Après avoir examiné les arguments, témoignages et preuves, nous sommes arrivés à la conclusion qu'il n'a pas été prouvé que le demandeur a été licencié ou qu'il a démissionné. Permettez-nous d'élaborer un peu.
- Comme l'a noté le demandeur, les circonstances de la résiliation de l'emploi sont sans importance, puisqu'en tout cas il a droit à des dépôts complets en vertu de l'ordonnance d'expansion dans l'industrie du nettoyage. Cependant, compte tenu de la revendication du défendeur selon laquelle les honoraires de préavis doivent être déduits de tout montant dû (dans la mesure où ils sont dûs), nous allons en discuter.
- Il n'y a aucun doute que le demandeur ait effectué des travaux d'intérêt général. Conformément au protocole présenté par le demandeur à Mordechai, il devait se présenter pour le début du service d'intérêt général le 15 novembre 2021, pour une période de deux mois, c'est-à-dire jusqu'à la mi-janvier 2022 (Annexe N3 de l'affidavit de Mordechai et comme indiqué au paragraphe 138 des résumés du défendeur).
- Le demandeur a témoigné qu'à son retour de service, Mordechai a refusé de l'accepter :
« Avocat Rafael : 1er septembre 2021. Quand as-tu fini de travailler pour Mordechai ?
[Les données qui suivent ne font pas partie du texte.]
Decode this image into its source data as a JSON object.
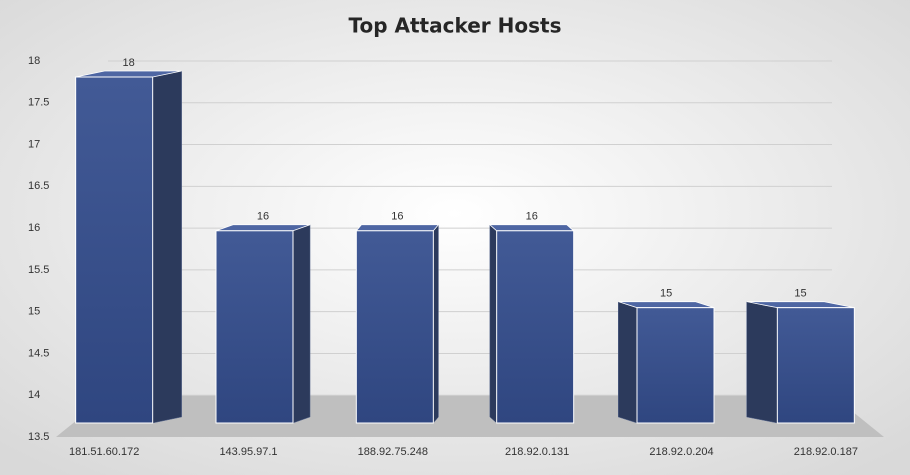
{
  "chart_data": {
    "type": "bar3d",
    "title": "Top Attacker Hosts",
    "categories": [
      "181.51.60.172",
      "143.95.97.1",
      "188.92.75.248",
      "218.92.0.131",
      "218.92.0.204",
      "218.92.0.187"
    ],
    "values": [
      18,
      16,
      16,
      16,
      15,
      15
    ],
    "color": "#3b5390",
    "ylim": [
      13.5,
      18
    ],
    "yticks": [
      13.5,
      14,
      14.5,
      15,
      15.5,
      16,
      16.5,
      17,
      17.5,
      18
    ],
    "grid": true
  }
}
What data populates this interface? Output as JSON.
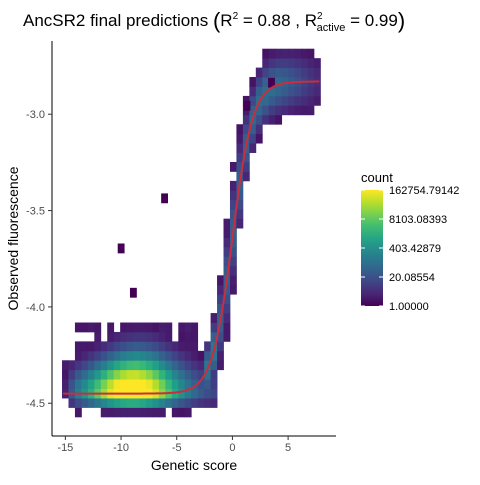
{
  "chart_data": {
    "type": "heatmap",
    "title": {
      "main": "AncSR2 final predictions",
      "r2_symbol": "R",
      "r2_exp": "2",
      "r2_value": " = 0.88 , ",
      "r2a_symbol": "R",
      "r2a_exp": "2",
      "r2a_sub": "active",
      "r2a_value": " = 0.99"
    },
    "xlabel": "Genetic score",
    "ylabel": "Observed fluorescence",
    "xlim": [
      -16.2,
      9.3
    ],
    "ylim": [
      -4.67,
      -2.62
    ],
    "x_ticks": [
      {
        "value": -15,
        "label": "-15"
      },
      {
        "value": -10,
        "label": "-10"
      },
      {
        "value": -5,
        "label": "-5"
      },
      {
        "value": 0,
        "label": "0"
      },
      {
        "value": 5,
        "label": "5"
      }
    ],
    "y_ticks": [
      {
        "value": -3.0,
        "label": "-3.0"
      },
      {
        "value": -3.5,
        "label": "-3.5"
      },
      {
        "value": -4.0,
        "label": "-4.0"
      },
      {
        "value": -4.5,
        "label": "-4.5"
      }
    ],
    "bin_width_x": 0.58,
    "bin_width_y": 0.049,
    "legend": {
      "title": "count",
      "scale": "log",
      "min": 1.0,
      "max": 162754.79142,
      "labels": [
        {
          "value": 162754.79142,
          "label": "162754.79142"
        },
        {
          "value": 8103.08393,
          "label": "8103.08393"
        },
        {
          "value": 403.42879,
          "label": "403.42879"
        },
        {
          "value": 20.08554,
          "label": "20.08554"
        },
        {
          "value": 1.0,
          "label": "1.00000"
        }
      ],
      "placement": "right"
    },
    "colors": {
      "viridis": [
        "#440154",
        "#482878",
        "#3e4a89",
        "#31688e",
        "#26828e",
        "#1f9e89",
        "#35b779",
        "#6ece58",
        "#b5de2b",
        "#fde725"
      ],
      "fit_line": "#cb2d3e"
    },
    "fit_curve": {
      "form": "logistic",
      "lower": -4.45,
      "upper": -2.83,
      "midpoint": 0.0,
      "slope": 1.1,
      "x_range": [
        -15.2,
        7.8
      ]
    }
  }
}
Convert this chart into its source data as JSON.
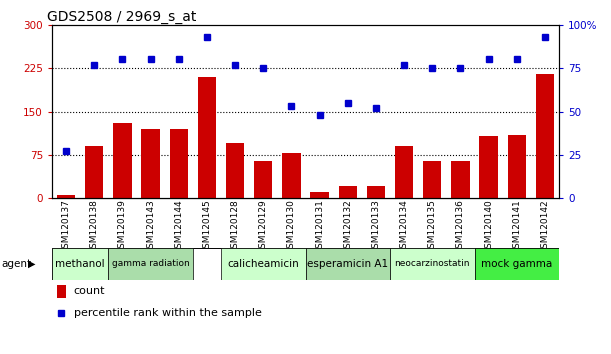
{
  "title": "GDS2508 / 2969_s_at",
  "samples": [
    "GSM120137",
    "GSM120138",
    "GSM120139",
    "GSM120143",
    "GSM120144",
    "GSM120145",
    "GSM120128",
    "GSM120129",
    "GSM120130",
    "GSM120131",
    "GSM120132",
    "GSM120133",
    "GSM120134",
    "GSM120135",
    "GSM120136",
    "GSM120140",
    "GSM120141",
    "GSM120142"
  ],
  "counts": [
    5,
    90,
    130,
    120,
    120,
    210,
    95,
    65,
    78,
    10,
    22,
    22,
    90,
    65,
    65,
    108,
    110,
    215
  ],
  "percentiles": [
    27,
    77,
    80,
    80,
    80,
    93,
    77,
    75,
    53,
    48,
    55,
    52,
    77,
    75,
    75,
    80,
    80,
    93
  ],
  "agents": [
    {
      "label": "methanol",
      "start": 0,
      "end": 1,
      "color": "#ccffcc"
    },
    {
      "label": "gamma radiation",
      "start": 2,
      "end": 4,
      "color": "#aaddaa"
    },
    {
      "label": "calicheamicin",
      "start": 6,
      "end": 8,
      "color": "#ccffcc"
    },
    {
      "label": "esperamicin A1",
      "start": 9,
      "end": 11,
      "color": "#aaddaa"
    },
    {
      "label": "neocarzinostatin",
      "start": 12,
      "end": 14,
      "color": "#ccffcc"
    },
    {
      "label": "mock gamma",
      "start": 15,
      "end": 17,
      "color": "#44ee44"
    }
  ],
  "bar_color": "#cc0000",
  "dot_color": "#0000cc",
  "ylim_left": [
    0,
    300
  ],
  "ylim_right": [
    0,
    100
  ],
  "yticks_left": [
    0,
    75,
    150,
    225,
    300
  ],
  "yticks_right": [
    0,
    25,
    50,
    75,
    100
  ],
  "ytick_labels_right": [
    "0",
    "25",
    "50",
    "75",
    "100%"
  ],
  "hlines": [
    75,
    150,
    225
  ],
  "title_fontsize": 10,
  "legend_count_label": "count",
  "legend_pct_label": "percentile rank within the sample",
  "agent_label": "agent"
}
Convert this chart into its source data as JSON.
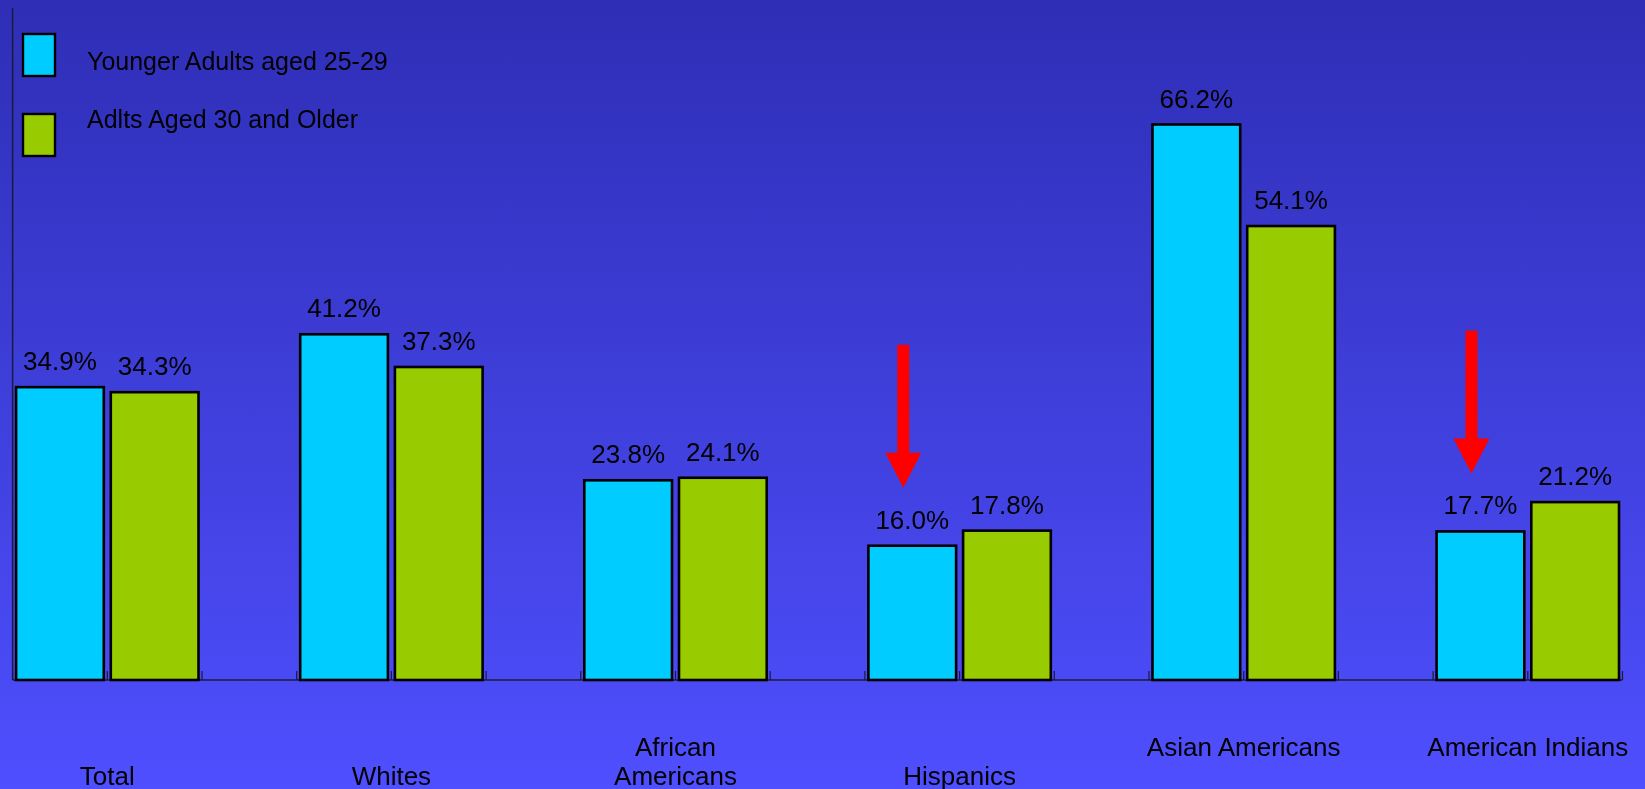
{
  "chart_data": {
    "type": "bar",
    "categories": [
      "Total",
      "Whites",
      "African\nAmericans",
      "Hispanics",
      "Asian Americans",
      "American Indians"
    ],
    "series": [
      {
        "name": "Younger Adults aged 25-29",
        "color": "#00ccff",
        "values": [
          34.9,
          41.2,
          23.8,
          16.0,
          66.2,
          17.7
        ],
        "value_labels": [
          "34.9%",
          "41.2%",
          "23.8%",
          "16.0%",
          "66.2%",
          "17.7%"
        ]
      },
      {
        "name": "Adlts Aged 30 and Older",
        "color": "#99cc00",
        "values": [
          34.3,
          37.3,
          24.1,
          17.8,
          54.1,
          21.2
        ],
        "value_labels": [
          "34.3%",
          "37.3%",
          "24.1%",
          "17.8%",
          "54.1%",
          "21.2%"
        ]
      }
    ],
    "legend": "top left"
  }
}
Le témoin, M. Sagaber: 11 mai 2022. Quand je suis revenu du service communautaire, il est revenu et m'a dit : « Tu ne m'acceptes pas, je ne t'accepte pas comme travail. »."
(p. 1 de la transcription du 30 septembre 2024, paras. 28-30).
Et -
« Le témoin, M. Sagager : j'ai terminé mes travaux d'intérêt général, je suis venu le voir, je lui ai dit : 'Je veux retourner travailler', il m'a dit, 'Je ne veux pas de vous', alors je lui ai dit : 'Fermez mon indemnisation', il m'a dit : 'Va voir ton avocat, je ne fermerai pas', m'a-t-il dit.
Avocat Rafael : Et pourtant, vous êtes retourné travailler plus tard dans le quatrième mois, vous êtes revenu travailler le Shabbat à la yeshiva.
Témoin, M. Sagager : Je ne suis pas revenu du tout, après le travail de service, je ne suis pas revenu.